PostNuke ShortURLs ReadMe



Draft ShortURL readme 26/6/2005

Requirements: Apache server with the mod_rewrite URL Rewriting module enabled, or Microsoft IIS server with the 3rd party Asapi Rewrite filter installed.

Introduction

To make your Postnuke site more user-friendly and search-engine friendly, the URLs have to be simplified and shortened with no long query strings appended and with a more informative structure. Enabling ShortURLs in the Settings panel in PostNuke admin means URLs will be rendered in a fashion to make them look like static pages to humans and search-engines alike, making them easier to digest for both and convenient for posting links in forums and the like.

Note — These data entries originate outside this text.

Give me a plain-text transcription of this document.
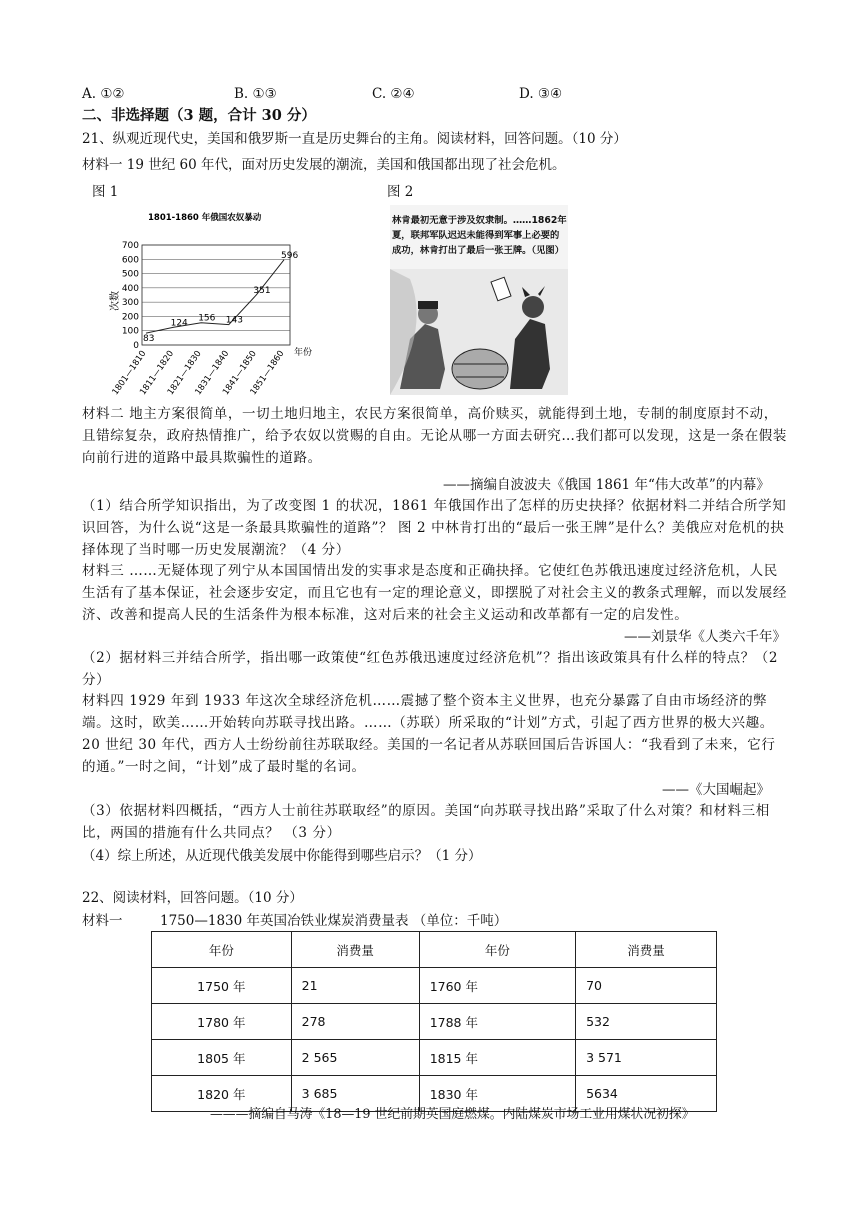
A. ①②	B. ①③	C. ②④	D. ③④
二、非选择题（3 题，合计 30 分）
21、纵观近现代史，美国和俄罗斯一直是历史舞台的主角。阅读材料，回答问题。（10 分）
材料一 19 世纪 60 年代，面对历史发展的潮流，美国和俄国都出现了社会危机。
图 1	图 2
1801-1860 年俄国农奴暴动
700
600
500
400
300
200
100
0
次数
1801—1810
1811—1820
1821—1830
1831—1840
1841—1850
1851—1860 年份
83
124 156 143
351
596
林肯最初无意于涉及奴隶制。……1862年夏，联邦军队迟迟未能得到军事上必要的成功，林肯打出了最后一张王牌。（见图）
材料二 地主方案很简单，一切土地归地主，农民方案很简单，高价赎买，就能得到土地，专制的制度原封不动，且错综复杂，政府热情推广，给予农奴以赏赐的自由。无论从哪一方面去研究…我们都可以发现，这是一条在假装向前行进的道路中最具欺骗性的道路。
——摘编自波波夫《俄国 1861 年“伟大改革”的内幕》
（1）结合所学知识指出，为了改变图 1 的状况，1861 年俄国作出了怎样的历史抉择？依据材料二并结合所学知识回答，为什么说“这是一条最具欺骗性的道路”？ 图 2 中林肯打出的“最后一张王牌”是什么？美俄应对危机的抉择体现了当时哪一历史发展潮流？（4 分）
材料三 ……无疑体现了列宁从本国国情出发的实事求是态度和正确抉择。它使红色苏俄迅速度过经济危机，人民生活有了基本保证，社会逐步安定，而且它也有一定的理论意义，即摆脱了对社会主义的教条式理解，而以发展经济、改善和提高人民的生活条件为根本标准，这对后来的社会主义运动和改革都有一定的启发性。
——刘景华《人类六千年》
（2）据材料三并结合所学，指出哪一政策使“红色苏俄迅速度过经济危机”？指出该政策具有什么样的特点？（2 分）
材料四 1929 年到 1933 年这次全球经济危机……震撼了整个资本主义世界，也充分暴露了自由市场经济的弊端。这时，欧美……开始转向苏联寻找出路。……（苏联）所采取的“计划”方式，引起了西方世界的极大兴趣。20 世纪 30 年代，西方人士纷纷前往苏联取经。美国的一名记者从苏联回国后告诉国人：“我看到了未来，它行的通。”一时之间，“计划”成了最时髦的名词。
——《大国崛起》
（3）依据材料四概括，“西方人士前往苏联取经”的原因。美国“向苏联寻找出路”采取了什么对策？和材料三相比，两国的措施有什么共同点？ （3 分）
（4）综上所述，从近现代俄美发展中你能得到哪些启示？（1 分）
22、阅读材料，回答问题。（10 分）
材料一	1750—1830 年英国冶铁业煤炭消费量表 （单位：千吨）
年份	消费量	年份	消费量
1750 年	21	1760 年	70
1780 年	278	1788 年	532
1805 年	2 565	1815 年	3 571
1820 年	3 685	1830 年	5634
———摘编自马涛《18—19 世纪前期英国庭燃煤。内陆煤炭市场工业用煤状况初探》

The schema for regular modules is as follows:

Module/Function-parameter1:value1-param2:value2... -paramN:valueN.(p)htm(l)

with the virtual file appearing within a virtual directory with the name of the current module, and the parameters from the Query tagged on in pairs grouped by colons and separated by hyphens. The extension is used for convenience to distinguish it as a virtual file, with any one of 3 types recognised; html, htm, and phtml, the latter used when you need to distinguish real HTML content on your site.
For instance, to view a Personal Message with id 4:

Messages/display-msgid:4.phtml

For News there's a special schema like this:

Category/Topic/ArticleXXX-title-of-story.(p)html

with the article appearing inside the virtual folders with its Category and Topic, much like we would file information, and the filename anchored by the name ArticleXXX, the XXX being the story ID, and appended with the title of the story. Having the news articles anchored by a keyword like Article is a convenient visual cue that helps with identifying it as a News item, rather than just having the Story title on its own.

The aim is to emulate the way we think and organise information, rather than just having an index file in the root of the site with a long nonsensical query string attached, which even the search engines can't digest or give poor rankings to. It aims to be as simple and clear as possible while still conveying the necessary information to the server. Some short URL schemes simply strings together a series of virtual folders, like
component/option,com_newsfeeds/catid,5/Itemid,7/
a real news link from another system (Mambo), which is search-engine friendly, but doesn't mean much to the user.

So if you had a news story in the category Computers and the topic Postnuke called "PostNuke Shorturls", instead of having

modules.php?op=modload&name=News&file=article&sid=123&mode=thread&order=0&thold=0

you have

Computers/Postnuke/Article123-PostNuke-Shorturls.html

This is a clear, concise and informative link that tells the user and search engine alike something about the link before going there. With the old ShortURL scheme, it was simply Article123.phtml, which while concise doesn't say much about the article. Search engines like Google do take URL keyword relevance into account.

Another example: For a Search by Author, instead of

modules.php?op=modload&name=Search&file=index&action=search&overview=1&active_stories=1&stories_author=msandersen

we have

Search/author-msandersen.html

the link is identified as being in the Search module, with the search function "author" tagged with the name of the author, making up a simple filename.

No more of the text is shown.